Better late than never
BY CONFERRING the Bangladesh Liberation War Honour and the Friends of Liberation War Honour on foreign individuals and institutions in recognition of their invaluable contribution to the war of independence in 1971, the state on Tuesday initiated a process that had been long overdue. The Awami League-led alliance government certainly deserves praise for the initiative; it is hoped that all the foreign individuals and institutions that extended moral and material support to the people’s struggle four decades back would be honoured in phases, in the years to come. According to a report front-paged in New Age on Wednesday, at the awards ceremony, the president said a nation could hardly reciprocate the support it had received in its difficult hours while the prime minister said the ‘unstinting moral and material support’ from these individuals and institutions ‘was a constant source of inspiration for our valiant freedom fighters.’ What underlies these statements is the recognition that all-out efforts by national organisations need to be supplemented by international sympathy and support for an independence struggle, political and military, to culminate in the emergence of an independent state. The people of Bangladesh will be forever indebted to their friends overseas who have extended such support and sympathy in their difficult hours.

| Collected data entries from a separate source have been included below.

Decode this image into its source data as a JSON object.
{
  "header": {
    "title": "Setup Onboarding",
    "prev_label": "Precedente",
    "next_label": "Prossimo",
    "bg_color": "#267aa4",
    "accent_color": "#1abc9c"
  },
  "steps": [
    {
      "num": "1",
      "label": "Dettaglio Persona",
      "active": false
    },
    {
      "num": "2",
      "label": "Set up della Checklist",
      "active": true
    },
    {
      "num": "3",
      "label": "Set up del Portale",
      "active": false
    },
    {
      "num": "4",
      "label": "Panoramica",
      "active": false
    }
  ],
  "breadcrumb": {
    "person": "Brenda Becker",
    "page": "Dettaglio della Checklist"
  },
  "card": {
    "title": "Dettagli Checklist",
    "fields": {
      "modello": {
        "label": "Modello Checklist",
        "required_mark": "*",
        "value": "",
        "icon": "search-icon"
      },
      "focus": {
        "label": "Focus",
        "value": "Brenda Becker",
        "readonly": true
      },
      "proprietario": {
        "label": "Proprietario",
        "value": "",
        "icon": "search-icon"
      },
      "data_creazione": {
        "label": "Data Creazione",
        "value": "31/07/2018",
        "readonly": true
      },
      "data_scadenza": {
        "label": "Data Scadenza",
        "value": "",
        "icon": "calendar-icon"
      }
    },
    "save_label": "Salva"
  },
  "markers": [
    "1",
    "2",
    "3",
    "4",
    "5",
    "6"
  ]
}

That said, however, it is imperative that the people of the independent Bangladesh, especially the ruling class and its political parties, do not keep their eyes shut to a stark reality: the state of Bangladesh has already drifted away from the ideals and objectives of the war of independence. More than two decades of political struggle of the Bengalis within Pakistan indicate that the independence war was fought in pursuit of the objective of establishing a state that would be a people’s republic politically, egalitarian economically, and secular and democratic socio-culturally. Suffice it to say, successive governments — elected and unelected, civilian and military — since independence have failed to deliver on these promises. On the contrary, the political parties of the ruling class have pursued policies that have made mainstream politics devoid of ideologies, widened economic disparity and left an increasing number of people socially and culturally marginalised. Most importantly, thanks to the politics of opportunism practised by these parties, divide in society along religious and ethnic lines has been constitutionally recognised. Constitutional recognition of Islam as the state religion and the people as Bengalis has made Bangladesh primarily a state of Bengali Muslims, thereby relegating people of other faiths and ethnicities, who have lived in this part of the land for centuries and through generations, virtually to second-class citizens.
Indeed, as the president and the prime minister indicated on Tuesday, nothing could reciprocate the moral and material support our foreign friends extended during Bangladesh’s difficult hours. However, it would surely have been a greater honour for them if Bangladesh had been built up on the spirit of the independence war that they extended their support to. Hence, the incumbents in particular and the ruling class in general need to revisit the spirit of the independence war and tailor their policies and performances accordingly.